(583do) Effects of ZrO2 Particle Size and Structure On Cu-ZrO2 Interactions in Methanol Steam Reforming Catalysts

Methanol steam reforming over copper-based catalysts can be used to produce hydrogen at relatively low temperatures with carbon monoxide as a minor byproduct.  This reaction would thus have potential for use in automotive applications, such as on-board hydrogen generation in fuel cell vehicles, as it produces hydrogen with low CO concentrations and eliminates the need for hydrogen storage.  Furthermore, there is potential for a renewable energy pathway, if the methanol is produced from biomass.  However, for use in fuel cell applications, the CO concentration must be extremely low, while still maintaining a high methanol conversion.  Therefore, there is still room for improvement in copper-based steam reforming catalysts. 

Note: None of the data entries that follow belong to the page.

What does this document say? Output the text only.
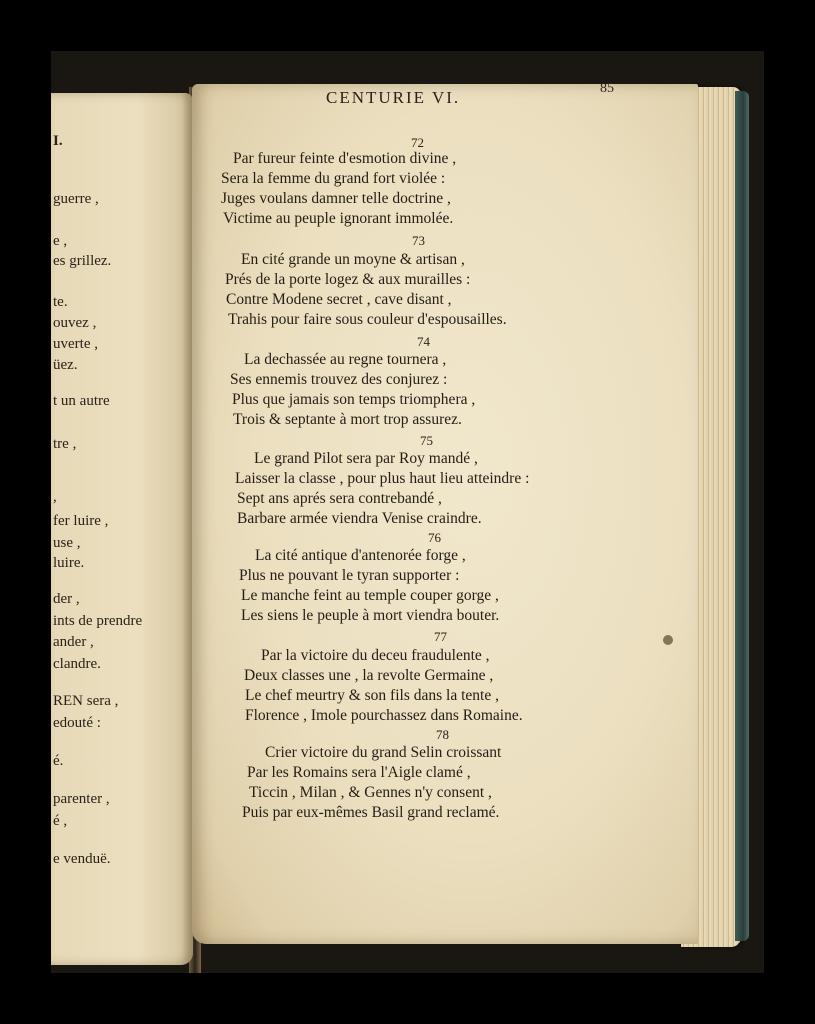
I.
guerre ,
e ,
es grillez.
te.
ouvez ,
uverte ,
üez.
t un autre
tre ,
,
fer luire ,
use ,
luire.
der ,
ints de prendre
ander ,
clandre.
REN sera ,
edouté :
é.
parenter ,
é ,
e venduë.
CENTURIE VI.	85
72
Par fureur feinte d'esmotion divine ,
Sera la femme du grand fort violée :
Juges voulans damner telle doctrine ,
Victime au peuple ignorant immolée.
73
En cité grande un moyne & artisan ,
Prés de la porte logez & aux murailles :
Contre Modene secret , cave disant ,
Trahis pour faire sous couleur d'espousailles.
74
La dechassée au regne tournera ,
Ses ennemis trouvez des conjurez :
Plus que jamais son temps triomphera ,
Trois & septante à mort trop assurez.
75
Le grand Pilot sera par Roy mandé ,
Laisser la classe , pour plus haut lieu atteindre :
Sept ans aprés sera contrebandé ,
Barbare armée viendra Venise craindre.
76
La cité antique d'antenorée forge ,
Plus ne pouvant le tyran supporter :
Le manche feint au temple couper gorge ,
Les siens le peuple à mort viendra bouter.
77
Par la victoire du deceu fraudulente ,
Deux classes une , la revolte Germaine ,
Le chef meurtry & son fils dans la tente ,
Florence , Imole pourchassez dans Romaine.
78
Crier victoire du grand Selin croissant
Par les Romains sera l'Aigle clamé ,
Ticcin , Milan , & Gennes n'y consent ,
Puis par eux-mêmes Basil grand reclamé.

Addition of ZrO₂ to Cu/ZnO/Al₂O₃ catalysts has been shown to improve copper-based methanol steam reforming catalysts, as both methanol conversion and selectivity to desired products (CO₂ and H₂) are improved.  The interaction between the Cu and the ZrO₂ is very important, and data indicates that monoclinic ZrO₂ results in favorable strong Cu-ZrO₂ interactions.  In particular, addition of monoclinic nanoparticle ZrO₂ significantly improves the activity of Cu/ZnO/Al₂O₃ catalysts.  To investigate the effects of zirconia only on the copper, Cu/ZrO₂ catalysts were prepared using different ZrO₂ nanoparticles (thus eliminating ZnO and Al₂O₃).  Zirconia nanoparticles with varying particle sizes were prepared with either a monoclinic or a tetragonal crystal structure.  The resulting catalysts were investigated in detail to determine how the ZrO₂ particle size and crystal structure affect the copper-zirconia interactions.